For testing the package, you can use the example data in `examples/tutorial/data`

```
examples/tutorial/data
│   aliases.jsonl
│   entities.jsonl
```

### **entities.jsonl Record Format**

```json
{"id": "Canonical Entity Id", "description": "Entity Description used for Disambiguation"}
```

**Example data**
```json
{"id": "a1", "description": "Machine learning (ML) is the scientific study of algorithms and statistical models..."}
{"id": "a2", "description": "ML (\"Meta Language\") is a general-purpose functional programming language. It has roots in Lisp, and has been characterized as \"Lisp with types\"."}
{"id": "a3", "description": "Natural language processing (NLP) is a subfield of linguistics, computer science, information engineering, and artificial intelligence concerned with the interactions between computers and human (natural) languages, in particular how to program computers to process and analyze large amounts of natural language data."}
{"id": "a4", "description": "Neuro-linguistic programming (NLP) is a pseudoscientific approach to communication, personal development, and psychotherapy created by Richard Bandler and John Grinder in California, United States in the 1970s."}
...
```

### **aliases.jsonl Record Format**

```json
{"alias": "alias string", "entities": ["list", "of", "entity", "ids"], "probabilities": [0.5, 0.5]}
```

**Example data**
```json
{"alias": "ML", "entities": ["a1", "a2"], "probabilities": [0.5, 0.5]}
{"alias": "Machine learning", "entities": ["a1"], "probabilities": [1.0]}
{"alias": "Meta Language", "entities": ["a2"], "probabilities": [1.0]}
{"alias": "NLP", "entities": ["a3", "a4"], "probabilities": [0.5, 0.5]}
{"alias": "Natural language processing", "entities": ["a3"], "probabilities": [1.0]}
{"alias": "Neuro-linguistic programming", "entities": ["a4"], "probabilities": [1.0]}
...
```
  
## Example Data

`spacy-ann-linker` comes with some example data to get you started.

!!! important
    If this is your first time using `spacy-ann-linker` start out with the example data using the `spacy_ann example_data` command. Just pass an output_dir to write the example data to.

<div class="termy">

```console
$ spacy_ann example_data ./kb

=============== Example Data ================
Writing Example data to test/kb
✔ Done.
```

</div>

This should leave you with a folder called ./kb_dir that has a structure like

```
kb_dir
│   aliases.jsonl
│   entities.jsonl
```

## spaCy prerequisites

If you don't have a pretrained spaCy model, download one now.
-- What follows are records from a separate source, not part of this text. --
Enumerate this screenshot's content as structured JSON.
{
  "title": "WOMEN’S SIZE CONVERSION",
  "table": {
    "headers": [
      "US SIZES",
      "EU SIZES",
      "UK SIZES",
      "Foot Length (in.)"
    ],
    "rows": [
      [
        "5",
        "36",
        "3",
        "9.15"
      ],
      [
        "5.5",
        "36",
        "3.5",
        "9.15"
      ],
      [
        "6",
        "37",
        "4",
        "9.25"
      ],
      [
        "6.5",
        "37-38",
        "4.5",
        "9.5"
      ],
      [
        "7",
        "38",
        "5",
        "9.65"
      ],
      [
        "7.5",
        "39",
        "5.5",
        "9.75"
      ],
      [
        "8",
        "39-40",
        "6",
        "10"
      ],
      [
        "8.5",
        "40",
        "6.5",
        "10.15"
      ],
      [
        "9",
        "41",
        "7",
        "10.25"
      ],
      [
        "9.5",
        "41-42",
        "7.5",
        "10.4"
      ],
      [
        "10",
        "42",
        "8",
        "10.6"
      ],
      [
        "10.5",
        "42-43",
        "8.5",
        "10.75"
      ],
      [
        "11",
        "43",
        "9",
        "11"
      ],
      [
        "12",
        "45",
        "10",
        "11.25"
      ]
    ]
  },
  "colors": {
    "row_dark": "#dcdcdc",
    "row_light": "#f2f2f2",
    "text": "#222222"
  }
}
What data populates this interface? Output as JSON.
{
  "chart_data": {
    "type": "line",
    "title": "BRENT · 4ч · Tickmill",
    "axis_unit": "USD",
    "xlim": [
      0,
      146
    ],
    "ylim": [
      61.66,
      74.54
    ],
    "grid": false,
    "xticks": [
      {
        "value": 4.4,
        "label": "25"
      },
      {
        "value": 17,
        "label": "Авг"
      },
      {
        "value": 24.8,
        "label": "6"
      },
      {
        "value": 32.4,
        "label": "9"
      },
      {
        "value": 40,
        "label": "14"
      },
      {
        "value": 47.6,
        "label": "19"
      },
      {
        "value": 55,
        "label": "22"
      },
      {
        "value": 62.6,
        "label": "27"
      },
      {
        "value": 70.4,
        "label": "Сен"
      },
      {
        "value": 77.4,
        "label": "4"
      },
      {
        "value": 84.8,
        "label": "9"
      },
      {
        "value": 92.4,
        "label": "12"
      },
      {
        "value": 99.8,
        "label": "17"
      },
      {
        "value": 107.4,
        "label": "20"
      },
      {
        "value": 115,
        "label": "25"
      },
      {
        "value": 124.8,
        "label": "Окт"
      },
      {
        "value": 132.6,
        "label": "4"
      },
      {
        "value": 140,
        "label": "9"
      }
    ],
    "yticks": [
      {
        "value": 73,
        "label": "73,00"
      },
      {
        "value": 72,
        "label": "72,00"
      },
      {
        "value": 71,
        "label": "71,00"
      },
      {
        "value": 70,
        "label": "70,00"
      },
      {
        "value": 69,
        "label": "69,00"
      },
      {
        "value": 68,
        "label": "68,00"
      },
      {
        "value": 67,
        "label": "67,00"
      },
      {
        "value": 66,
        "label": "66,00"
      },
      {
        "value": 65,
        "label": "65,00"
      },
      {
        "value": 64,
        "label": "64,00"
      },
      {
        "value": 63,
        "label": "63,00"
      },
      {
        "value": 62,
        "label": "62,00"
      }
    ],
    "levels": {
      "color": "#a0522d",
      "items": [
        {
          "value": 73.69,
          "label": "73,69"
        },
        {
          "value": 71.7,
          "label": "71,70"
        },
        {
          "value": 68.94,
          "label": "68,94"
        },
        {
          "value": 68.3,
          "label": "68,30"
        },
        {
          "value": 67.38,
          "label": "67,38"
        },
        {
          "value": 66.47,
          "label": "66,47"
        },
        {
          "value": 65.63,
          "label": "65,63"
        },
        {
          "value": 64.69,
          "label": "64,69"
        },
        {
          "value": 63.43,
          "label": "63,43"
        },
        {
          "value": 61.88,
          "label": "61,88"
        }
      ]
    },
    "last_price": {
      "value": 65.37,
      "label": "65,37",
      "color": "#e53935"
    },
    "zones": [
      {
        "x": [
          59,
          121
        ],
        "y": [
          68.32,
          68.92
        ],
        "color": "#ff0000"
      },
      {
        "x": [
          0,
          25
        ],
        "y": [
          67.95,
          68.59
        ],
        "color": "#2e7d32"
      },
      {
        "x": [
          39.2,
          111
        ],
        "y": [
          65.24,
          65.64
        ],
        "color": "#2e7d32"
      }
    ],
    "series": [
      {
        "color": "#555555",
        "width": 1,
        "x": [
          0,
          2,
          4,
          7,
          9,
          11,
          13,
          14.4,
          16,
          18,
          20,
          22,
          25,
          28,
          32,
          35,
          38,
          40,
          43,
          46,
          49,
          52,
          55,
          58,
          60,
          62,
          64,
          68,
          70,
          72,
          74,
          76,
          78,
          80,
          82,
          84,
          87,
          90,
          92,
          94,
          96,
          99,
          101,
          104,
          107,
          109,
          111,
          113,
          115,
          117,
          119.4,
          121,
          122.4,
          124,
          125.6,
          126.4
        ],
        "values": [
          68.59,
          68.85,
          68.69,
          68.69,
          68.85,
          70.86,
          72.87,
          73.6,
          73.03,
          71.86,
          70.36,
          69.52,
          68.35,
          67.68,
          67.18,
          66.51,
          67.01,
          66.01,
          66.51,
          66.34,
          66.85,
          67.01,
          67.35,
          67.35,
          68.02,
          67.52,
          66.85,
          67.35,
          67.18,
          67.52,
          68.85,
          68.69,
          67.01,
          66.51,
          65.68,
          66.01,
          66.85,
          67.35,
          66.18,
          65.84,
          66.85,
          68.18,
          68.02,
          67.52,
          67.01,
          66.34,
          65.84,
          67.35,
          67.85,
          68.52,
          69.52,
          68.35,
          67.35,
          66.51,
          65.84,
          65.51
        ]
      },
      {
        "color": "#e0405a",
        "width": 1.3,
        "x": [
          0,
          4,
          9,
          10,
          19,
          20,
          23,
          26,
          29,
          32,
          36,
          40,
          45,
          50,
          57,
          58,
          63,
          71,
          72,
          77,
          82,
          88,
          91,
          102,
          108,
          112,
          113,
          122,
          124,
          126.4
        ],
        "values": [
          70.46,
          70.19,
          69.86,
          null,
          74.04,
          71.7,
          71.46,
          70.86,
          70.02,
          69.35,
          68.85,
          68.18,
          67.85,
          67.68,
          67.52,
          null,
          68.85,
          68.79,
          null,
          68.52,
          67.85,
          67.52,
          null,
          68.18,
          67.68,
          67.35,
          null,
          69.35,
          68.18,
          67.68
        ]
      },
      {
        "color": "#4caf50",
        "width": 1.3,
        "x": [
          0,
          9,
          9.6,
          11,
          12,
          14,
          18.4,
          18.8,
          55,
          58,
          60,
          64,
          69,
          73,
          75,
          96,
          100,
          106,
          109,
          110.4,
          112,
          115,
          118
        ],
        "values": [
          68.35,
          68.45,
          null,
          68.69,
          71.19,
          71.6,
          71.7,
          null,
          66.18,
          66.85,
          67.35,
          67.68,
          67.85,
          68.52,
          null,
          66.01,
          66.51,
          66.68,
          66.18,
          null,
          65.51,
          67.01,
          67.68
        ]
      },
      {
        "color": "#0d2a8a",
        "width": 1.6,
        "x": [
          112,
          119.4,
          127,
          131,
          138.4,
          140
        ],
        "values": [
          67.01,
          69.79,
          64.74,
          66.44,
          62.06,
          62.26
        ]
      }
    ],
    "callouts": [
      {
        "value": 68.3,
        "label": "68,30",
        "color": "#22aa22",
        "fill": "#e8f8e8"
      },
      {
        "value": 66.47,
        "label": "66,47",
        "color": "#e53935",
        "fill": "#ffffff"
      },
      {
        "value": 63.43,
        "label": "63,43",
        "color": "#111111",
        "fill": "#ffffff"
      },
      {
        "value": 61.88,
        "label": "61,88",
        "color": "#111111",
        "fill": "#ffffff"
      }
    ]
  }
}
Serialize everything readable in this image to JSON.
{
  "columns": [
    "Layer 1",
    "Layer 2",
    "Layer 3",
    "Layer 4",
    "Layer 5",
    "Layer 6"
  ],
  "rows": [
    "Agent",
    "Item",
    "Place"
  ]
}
The model needs to have vectors
so download a model bigger than `en_core_web_sm`


<div class="termy">

```console
$ spacy download en_core_web_md
---> 100%
Successfully installed en_core_web_md
```

</div>

## Next Steps

Once you have the Data and spaCy prerequisites completed follow along with the [Tutorial](https://microsoft.github.io/spacy-ann-linker/tutorial/create_index/) to for a step-by-step guide for using the `spacy_ann` package.

!!! important
    These are just the prerequisites. Follow the full tutorial linked above for a step-by-step guide to working with `spacy-ann-linker`.

## License

This project is licensed under the terms of the MIT license.